Reinforcement Learning: An Introduction: Bridging Learning and Planning: The Internal Model

This lecture establishes the conceptual bridge between direct reinforcement learning and planning by introducing the Internal Model. We define the model as any mechanism that mimics the environment's behavior, allowing the agent to predict future states and rewards—a process often called system identification.

The Frozen Lake Analogy

Imagine a self-driving car learning to navigate a frozen lake. Direct RL occurs when the car actually drives, slips on ice, and receives a negative reward, immediately updating its value function. Planning occurs while the car is parked; it uses its Internal Model (a mental map of where the ice was) to simulate thousands of hypothetical turns, updating its policy without ever moving a tire or risking a collision.

Core Insights

Indirect RL: Also known as planning, this uses experience to improve a model, which then generates simulated experience to perform the exact same value updates as direct RL.
The Internal Model as a Simulator: In tabular methods, this is typically done by recording the transitions and rewards observed; planning then involves "sampling" from this history.
Algorithmic Unity: Learning and planning are fundamentally identical in their mathematical execution. They both use reinforcement learning backup algorithms (like Q-learning or Sarsa); the only difference is the source of the experience (real vs. simulated).

QUESTION 1

Which of the following best describes the difference between Direct and Indirect Reinforcement Learning?

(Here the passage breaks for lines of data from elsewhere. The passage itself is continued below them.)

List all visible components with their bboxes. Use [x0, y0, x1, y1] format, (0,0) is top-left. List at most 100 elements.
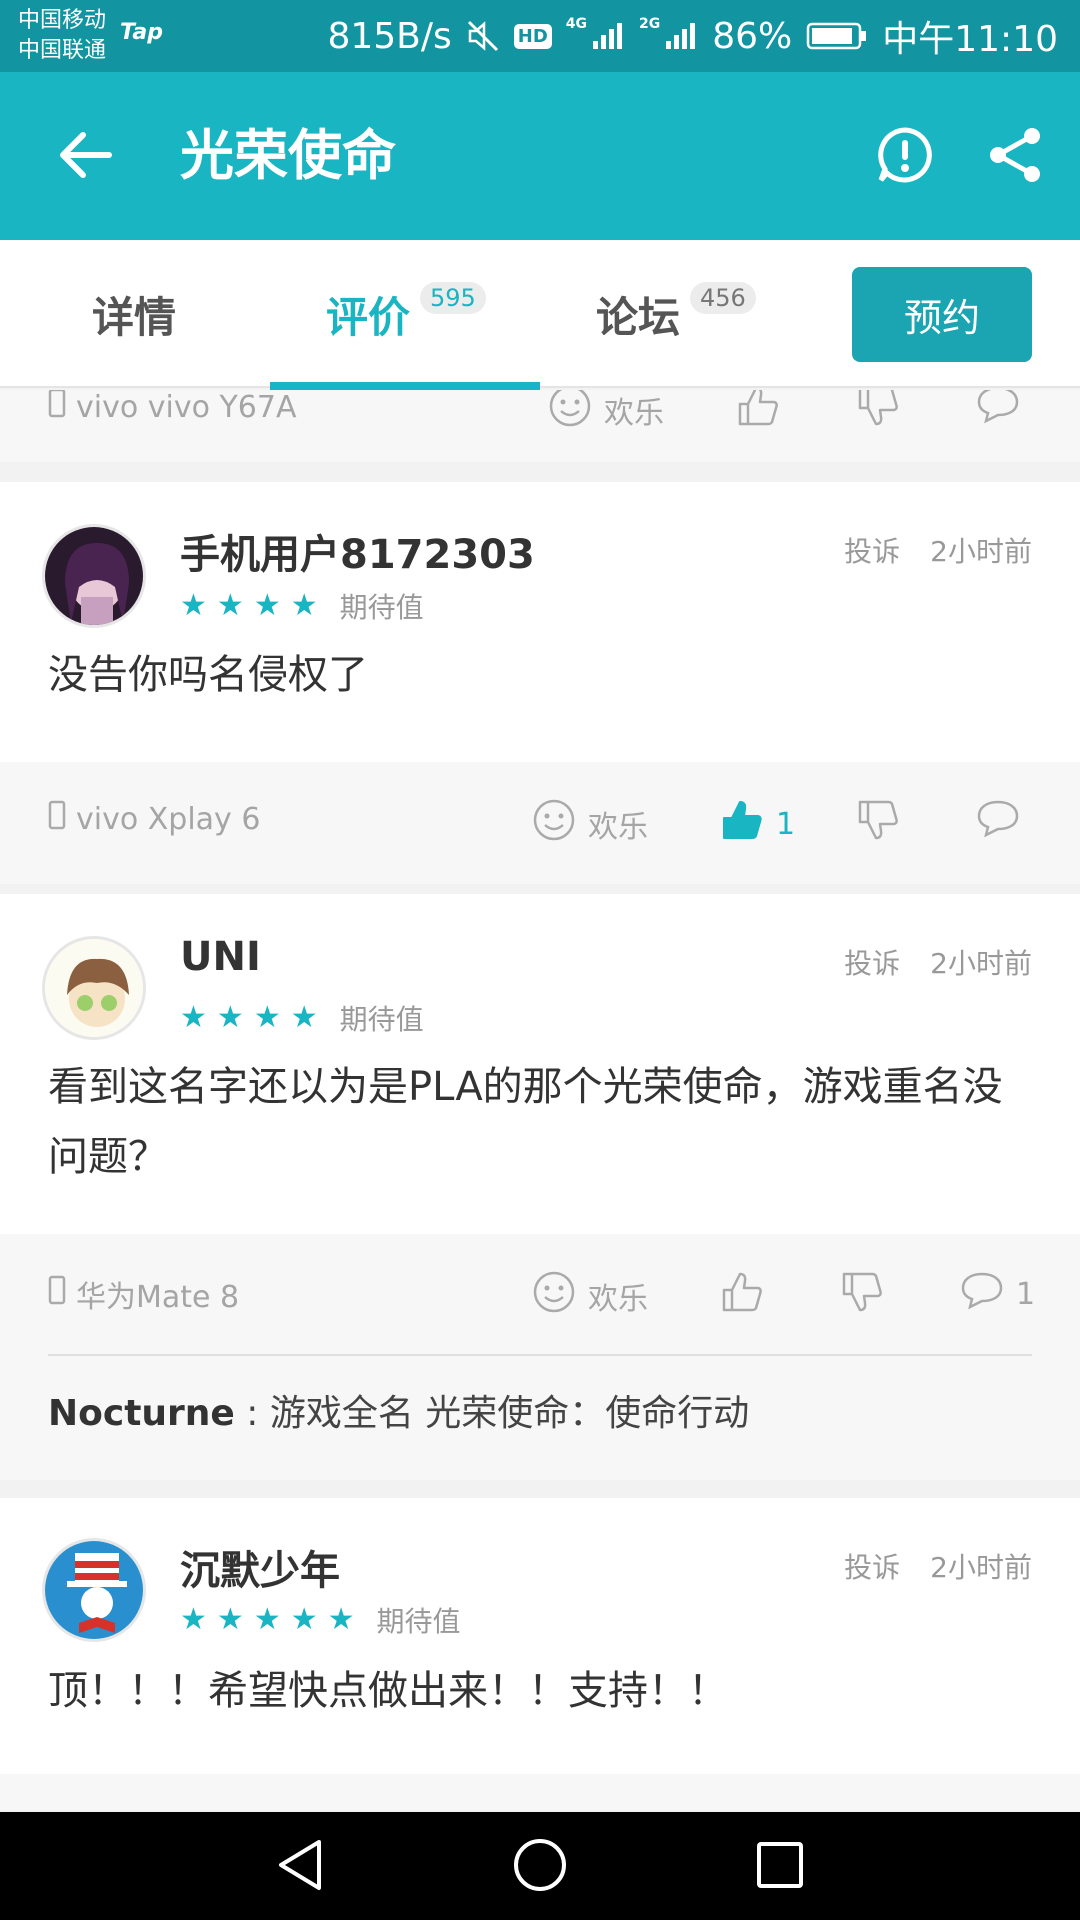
report-link[interactable]: 投诉	[844, 942, 900, 982]
review-card: UNI ★ ★ ★ ★ 期待值 投诉 2小时前 看到这名字还以为是PLA的那个光…	[0, 894, 1080, 1234]
mute-icon	[466, 19, 500, 53]
username[interactable]: 手机用户8172303	[180, 522, 535, 580]
signal-2-label: 2G	[639, 16, 661, 32]
report-link[interactable]: 投诉	[844, 1546, 900, 1586]
comment-button[interactable]: 1	[960, 1270, 1035, 1318]
hd-badge: HD	[513, 23, 552, 49]
circle-home-icon	[512, 1837, 568, 1897]
phone-icon	[48, 1275, 66, 1313]
star-icon: ★	[180, 588, 207, 623]
thumbs-up-icon	[720, 1270, 764, 1322]
like-count: 1	[776, 806, 796, 842]
divider	[48, 1354, 1032, 1356]
star-icon: ★	[216, 1000, 244, 1035]
review-footer: 华为Mate 8 欢乐 1 Nocturne : 游戏全名 光荣使命：使命行动	[0, 1234, 1080, 1480]
reply-user[interactable]: Nocturne	[48, 1393, 235, 1434]
status-bar: 中国移动 中国联通 Tap 815B/s HD 4G 2G 86% 中午11:1…	[0, 0, 1080, 72]
review-time: 2小时前	[930, 947, 1032, 980]
page-title: 光荣使命	[180, 124, 396, 187]
smiley-icon	[532, 1270, 576, 1322]
carrier-2: 中国联通	[18, 38, 107, 63]
share-button[interactable]	[980, 122, 1050, 192]
nav-back-button[interactable]	[260, 1832, 340, 1902]
device-info: 华为Mate 8	[48, 1272, 239, 1316]
rating-label: 期待值	[339, 1003, 424, 1036]
smiley-icon	[532, 798, 576, 850]
nav-home-button[interactable]	[500, 1832, 580, 1902]
device-name: vivo Xplay 6	[76, 801, 261, 837]
tab-reviews-label: 评价	[326, 292, 411, 342]
like-button[interactable]	[720, 1270, 764, 1322]
reserve-button[interactable]: 预约	[852, 267, 1032, 362]
tab-bar: 详情 评价 595 论坛 456 预约	[0, 240, 1080, 390]
device-name: 华为Mate 8	[76, 1280, 240, 1315]
reaction-button[interactable]: 欢乐	[548, 390, 664, 436]
device-name: vivo vivo Y67A	[76, 390, 297, 425]
signal-1-label: 4G	[565, 16, 587, 32]
reaction-label: 欢乐	[588, 810, 648, 845]
tab-details[interactable]: 详情	[92, 240, 176, 388]
smiley-icon	[548, 390, 592, 436]
review-meta: 投诉 2小时前	[844, 530, 1032, 570]
star-icon: ★	[290, 1000, 318, 1035]
report-button[interactable]	[870, 122, 940, 192]
dislike-button[interactable]	[856, 390, 900, 436]
battery-icon	[806, 21, 868, 51]
device-info: vivo vivo Y67A	[48, 390, 297, 426]
app-screen: 中国移动 中国联通 Tap 815B/s HD 4G 2G 86% 中午11:1…	[0, 0, 1080, 1920]
active-tab-indicator	[270, 382, 540, 390]
clock: 中午11:10	[882, 19, 1058, 60]
review-time: 2小时前	[930, 1551, 1032, 1584]
star-icon: ★	[253, 1000, 281, 1035]
star-icon: ★	[253, 588, 281, 623]
net-speed: 815B/s	[327, 15, 452, 57]
star-icon: ★	[180, 1000, 207, 1035]
square-recents-icon	[755, 1840, 805, 1894]
comment-button[interactable]	[976, 390, 1020, 432]
review-content: 顶！！！希望快点做出来！！支持！！	[48, 1668, 728, 1714]
report-link[interactable]: 投诉	[844, 530, 900, 570]
reply-preview[interactable]: Nocturne : 游戏全名 光荣使命：使命行动	[48, 1384, 749, 1436]
carrier-1: 中国移动	[18, 8, 107, 33]
thumbs-up-icon	[736, 390, 780, 436]
reaction-label: 欢乐	[604, 396, 664, 431]
review-list[interactable]: vivo vivo Y67A 欢乐 手机用户8172303 ★ ★ ★ ★ 期待…	[0, 390, 1080, 1810]
review-card: 手机用户8172303 ★ ★ ★ ★ 期待值 投诉 2小时前 没告你吗名侵权了	[0, 482, 1080, 762]
star-icon: ★	[216, 588, 244, 623]
like-button[interactable]: 1	[720, 798, 795, 850]
review-footer-partial: vivo vivo Y67A 欢乐	[0, 390, 1080, 462]
review-footer-partial	[0, 1774, 1080, 1810]
star-rating: ★ ★ ★ ★ ★ 期待值	[180, 1600, 461, 1640]
system-nav-bar	[0, 1812, 1080, 1920]
avatar[interactable]	[42, 524, 146, 628]
star-icon: ★	[290, 1602, 318, 1637]
reaction-label: 欢乐	[588, 1282, 648, 1317]
like-button[interactable]	[736, 390, 780, 436]
tab-reviews-count: 595	[420, 282, 486, 314]
reaction-button[interactable]: 欢乐	[532, 798, 648, 850]
thumbs-up-icon	[720, 798, 764, 850]
tab-reviews[interactable]: 评价 595	[326, 240, 486, 388]
star-icon: ★	[216, 1602, 244, 1637]
phone-icon	[48, 390, 66, 426]
dislike-button[interactable]	[856, 798, 900, 850]
comment-button[interactable]	[976, 798, 1020, 846]
nav-recents-button[interactable]	[740, 1832, 820, 1902]
username[interactable]: 沉默少年	[180, 1538, 340, 1596]
thumbs-down-icon	[856, 798, 900, 850]
dislike-button[interactable]	[840, 1270, 884, 1322]
review-content: 看到这名字还以为是PLA的那个光荣使命，游戏重名没问题？	[48, 1064, 1003, 1180]
battery-percent: 86%	[712, 15, 793, 57]
tab-forum-label: 论坛	[596, 292, 681, 342]
avatar[interactable]	[42, 1538, 146, 1642]
username[interactable]: UNI	[180, 934, 261, 980]
exclamation-circle-icon	[875, 125, 935, 189]
phone-icon	[48, 800, 66, 838]
review-card: 沉默少年 ★ ★ ★ ★ ★ 期待值 投诉 2小时前 顶！！！希望快点做出来！！…	[0, 1498, 1080, 1774]
reaction-button[interactable]: 欢乐	[532, 1270, 648, 1322]
avatar[interactable]	[42, 936, 146, 1040]
comment-count: 1	[1016, 1276, 1036, 1312]
app-badge: Tap	[120, 20, 163, 45]
tab-forum[interactable]: 论坛 456	[596, 240, 756, 388]
back-button[interactable]	[50, 122, 120, 192]
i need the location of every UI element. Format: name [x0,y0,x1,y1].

Direct RL requires a model, while Indirect RL uses only raw experience.

Direct RL updates values using environment interaction, while Indirect RL uses simulated experience from a model.

Direct RL is always more sample-efficient than Indirect RL.

QUESTION 2

In the context of tabular Dyna-Q, what is 'System Identification'?

The process of identifying which agent is active in a multi-agent system.

The process of using experience to improve the agent's internal model of the environment.

The process of finding the goal state in a maze.

Interactive Analysis: Dyna-Q and Exploration

Analyze the impact of models on agent performance.

A Dyna agent is tested in two phases: first, a blocking experiment where the optimal path is closed, and second, a shortcut experiment where a better path is suddenly opened.

1. Why did the Dyna agent with exploration bonus, Dyna-Q+, perform better in the first phase as well as in the second phase of the blocking and shortcut experiments?

Answer:
Dyna-Q+ uses a reward bonus R + κ√τ (where τ is time since last visit). This encourages the agent to visit state-action pairs that haven't been tried recently. In the first phase, this increased exploration helps the agent find the optimal path more reliably. In the second phase, when the environment changes (a path opens or closes), the bonus ensures the agent will eventually re-test the changed area and discover the new optimal path, whereas standard Dyna-Q might remain stuck in a now-suboptimal routine.

2. Mathematically, why can we use the same backup algorithm (e.g., Q-learning) for both learning and planning?

Answer:
Because the update rule (backup) only cares about the tuple (S, A, R, S'). It does not care if that tuple was generated by the physical environment or by a transition function inside the model. This is the principle of Algorithmic Unity.